Aufsehen erregende Publikationen wie die von Judith Harris sprechen sowohl der Familie als auch der Schule den Anspruch auf eine dominante Position ab. Es wird festgestellt, dass stattdessen "Peer Groups" eine maßgebliche Rolle spielen. Für die politische Sozialisation junger Kinder bedeutet das, dass mehrere Sozialisationsinstanzen das relativ einfache Modell der familiären Dominanz ersetzt haben.

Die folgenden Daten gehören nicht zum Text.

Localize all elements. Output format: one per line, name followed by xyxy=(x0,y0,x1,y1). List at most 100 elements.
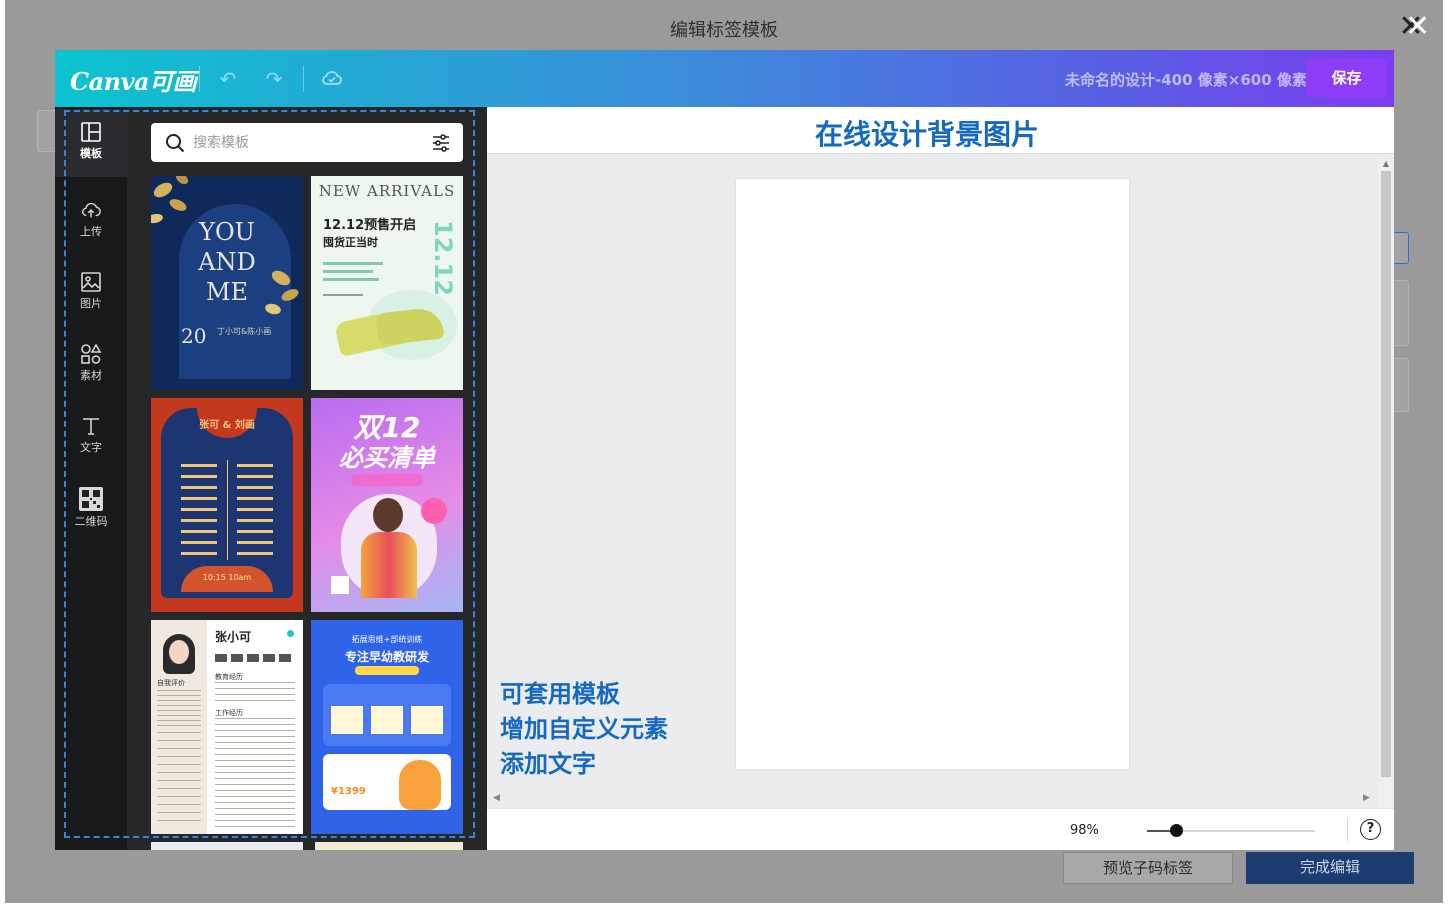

Die drei erwähnten Faktoren unterstreichen die Notwendigkeit, die politische Sozialisation junger Kinder neu zu überdenken. Neben sozialwissenschaftlichen und sozialisationstheoretischen Überlegungen für diese Erneuerung ist auch auf klare gesellschaftliche und politische Veränderungen hinzuweisen. Frühere Studien beschäftigten sich mit Kindern, weil man diese als zukünftige Bürgerinnen und Bürger betrachtete, welche die zukünftige Gesellschaft demokratisch gestalten sollten und somit ihre Interessen erst in der Zukunft zu vertreten hatten. Kinder können aber auch als junge Bürger der derzeitigen Gesellschaft mit klaren Interessen an derzeitiger Beteiligung betrachtet werden. Mit anderen Worten: Kinder sind keine "kleinen Bürger in Ausbildung", sondern vollwertige Mitglieder der Gesellschaft. Dementsprechend fordert die UNO-Kinderrechtskonvention die Mitbestimmung von Kindern und Jugendlichen. Ein derartiges Recht wird unter anderem auch von der Europäischen Union, dem Land Schleswig-Holstein oder der Stadt Aalen gefordert. Initiativen wie die "Stiftung für die Rechte zukünftiger Generationen" bemühen sich um das Wahlrecht für Kinder und Jugendliche. Somit bilden demokratische Einstellungen und politisches Verhalten von Kindern eigenständige Aspekte der demokratischen Gesellschaft. Deren Betrachtung erfordert weder entwicklungspsychologische noch demokratietheoretische Begründungen.